Comme je ne suis pas une grande adepte des polars normalement, je dois dire que le style de Thomas King me convient parfaitement. Lors du dénouement de cette histoire, on voit déjà les prémisses du prochain tome, alors que Thumps va renouer avec les fameux meurtres d’Obsidiennes. Or c’est justement à cause d’eux qu’il avait fui la Californie et cela risque de l’y ramener dans le prochain tome qui sortir au printemps 2023.
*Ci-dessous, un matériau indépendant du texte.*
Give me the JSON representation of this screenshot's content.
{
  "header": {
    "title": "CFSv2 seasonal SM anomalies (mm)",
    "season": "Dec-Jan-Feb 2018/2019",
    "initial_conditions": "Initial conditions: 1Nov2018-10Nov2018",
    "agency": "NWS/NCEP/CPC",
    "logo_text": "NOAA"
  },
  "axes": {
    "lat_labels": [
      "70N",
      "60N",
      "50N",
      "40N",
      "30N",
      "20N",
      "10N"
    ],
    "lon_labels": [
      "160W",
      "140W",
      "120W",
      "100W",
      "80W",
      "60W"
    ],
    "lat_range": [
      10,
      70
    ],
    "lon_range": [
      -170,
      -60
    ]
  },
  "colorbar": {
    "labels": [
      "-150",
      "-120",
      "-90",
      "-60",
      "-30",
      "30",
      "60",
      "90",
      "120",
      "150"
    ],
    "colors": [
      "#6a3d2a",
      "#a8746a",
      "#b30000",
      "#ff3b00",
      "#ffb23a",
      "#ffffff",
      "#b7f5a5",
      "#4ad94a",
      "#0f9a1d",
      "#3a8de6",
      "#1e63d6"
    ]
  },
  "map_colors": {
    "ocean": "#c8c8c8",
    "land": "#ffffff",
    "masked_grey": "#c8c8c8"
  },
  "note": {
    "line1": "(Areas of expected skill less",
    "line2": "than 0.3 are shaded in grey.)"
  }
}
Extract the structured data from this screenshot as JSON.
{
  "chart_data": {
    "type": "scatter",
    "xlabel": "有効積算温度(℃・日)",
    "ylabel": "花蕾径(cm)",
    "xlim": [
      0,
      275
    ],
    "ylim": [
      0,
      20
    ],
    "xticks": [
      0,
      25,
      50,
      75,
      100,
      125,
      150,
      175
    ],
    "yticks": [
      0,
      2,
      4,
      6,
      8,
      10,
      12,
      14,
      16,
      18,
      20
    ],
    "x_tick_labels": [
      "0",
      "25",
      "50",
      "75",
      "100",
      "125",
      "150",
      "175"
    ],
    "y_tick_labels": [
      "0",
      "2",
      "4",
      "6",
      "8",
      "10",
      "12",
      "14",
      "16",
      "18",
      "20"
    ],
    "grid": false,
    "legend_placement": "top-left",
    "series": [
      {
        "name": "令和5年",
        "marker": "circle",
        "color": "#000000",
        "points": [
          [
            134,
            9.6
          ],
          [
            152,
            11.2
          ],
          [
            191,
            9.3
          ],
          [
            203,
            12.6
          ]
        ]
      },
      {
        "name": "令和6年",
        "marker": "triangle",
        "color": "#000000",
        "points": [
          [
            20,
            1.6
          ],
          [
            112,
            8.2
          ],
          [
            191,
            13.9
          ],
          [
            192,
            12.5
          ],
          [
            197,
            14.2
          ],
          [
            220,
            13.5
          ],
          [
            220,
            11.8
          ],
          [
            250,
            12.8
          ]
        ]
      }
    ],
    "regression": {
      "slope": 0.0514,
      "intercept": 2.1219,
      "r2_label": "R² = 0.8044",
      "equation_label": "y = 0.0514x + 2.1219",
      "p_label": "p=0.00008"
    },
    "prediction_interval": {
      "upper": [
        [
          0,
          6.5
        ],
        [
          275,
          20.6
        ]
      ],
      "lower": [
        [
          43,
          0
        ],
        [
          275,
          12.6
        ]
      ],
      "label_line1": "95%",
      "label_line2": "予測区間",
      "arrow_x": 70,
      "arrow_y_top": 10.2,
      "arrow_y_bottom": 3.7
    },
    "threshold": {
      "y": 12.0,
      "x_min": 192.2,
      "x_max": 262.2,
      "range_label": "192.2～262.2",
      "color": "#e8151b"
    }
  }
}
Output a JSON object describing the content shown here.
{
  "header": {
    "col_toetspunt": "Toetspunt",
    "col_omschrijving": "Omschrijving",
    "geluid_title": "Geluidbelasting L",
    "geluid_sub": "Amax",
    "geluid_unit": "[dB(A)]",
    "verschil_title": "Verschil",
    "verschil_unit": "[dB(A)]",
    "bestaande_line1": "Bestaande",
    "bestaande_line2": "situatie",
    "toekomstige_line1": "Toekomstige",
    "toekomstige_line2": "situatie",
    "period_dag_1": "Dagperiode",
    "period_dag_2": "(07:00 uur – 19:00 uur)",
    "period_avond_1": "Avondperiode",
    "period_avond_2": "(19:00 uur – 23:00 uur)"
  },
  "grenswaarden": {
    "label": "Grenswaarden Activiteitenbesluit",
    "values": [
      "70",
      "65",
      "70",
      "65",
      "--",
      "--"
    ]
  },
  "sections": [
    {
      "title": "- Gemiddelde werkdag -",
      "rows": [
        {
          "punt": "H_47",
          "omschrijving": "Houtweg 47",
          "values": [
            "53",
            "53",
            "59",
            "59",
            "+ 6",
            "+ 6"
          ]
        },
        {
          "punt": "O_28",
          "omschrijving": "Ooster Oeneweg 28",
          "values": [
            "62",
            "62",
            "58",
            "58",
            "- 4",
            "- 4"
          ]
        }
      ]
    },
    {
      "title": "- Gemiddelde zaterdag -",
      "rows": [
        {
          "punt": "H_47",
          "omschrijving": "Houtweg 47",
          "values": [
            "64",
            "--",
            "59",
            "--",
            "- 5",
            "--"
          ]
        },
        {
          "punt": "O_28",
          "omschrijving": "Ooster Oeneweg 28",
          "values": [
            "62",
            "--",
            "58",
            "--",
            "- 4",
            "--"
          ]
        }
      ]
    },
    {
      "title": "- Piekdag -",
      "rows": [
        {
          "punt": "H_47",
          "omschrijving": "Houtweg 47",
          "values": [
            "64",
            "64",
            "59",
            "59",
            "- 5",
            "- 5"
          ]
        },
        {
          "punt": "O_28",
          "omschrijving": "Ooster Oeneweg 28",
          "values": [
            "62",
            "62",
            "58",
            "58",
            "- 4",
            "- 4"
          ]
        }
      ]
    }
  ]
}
Thomas King est un romancier, nouvelliste, scénariste et photographe maintes fois primé. Parmi la longue liste de ses best-sellers salués par la critique, notons Une brève histoire des Indiens au Canada, La Femme tombée du ciel (prix du Gouverneur général), L’Indien malcommode : un portrait inattendu des Autochtones (prix RBC Taylor) et la série de romans policiers mettant en vedette Thumps DreadfulWater. Thomas King a été nommé membre de l’Ordre du Canada en 2004 et promu compagnon de ce dernier en 2020, en plus de se voir décerner un National Aboriginal Achievement Award en 2003. Titulaire d’un doctorat en études américaines de l’Université de l’Utah, Thomas King réside au Canada depuis 1980, où il a œuvré à titre de professeur d’anglais à l’Université de Guelph, en Ontario.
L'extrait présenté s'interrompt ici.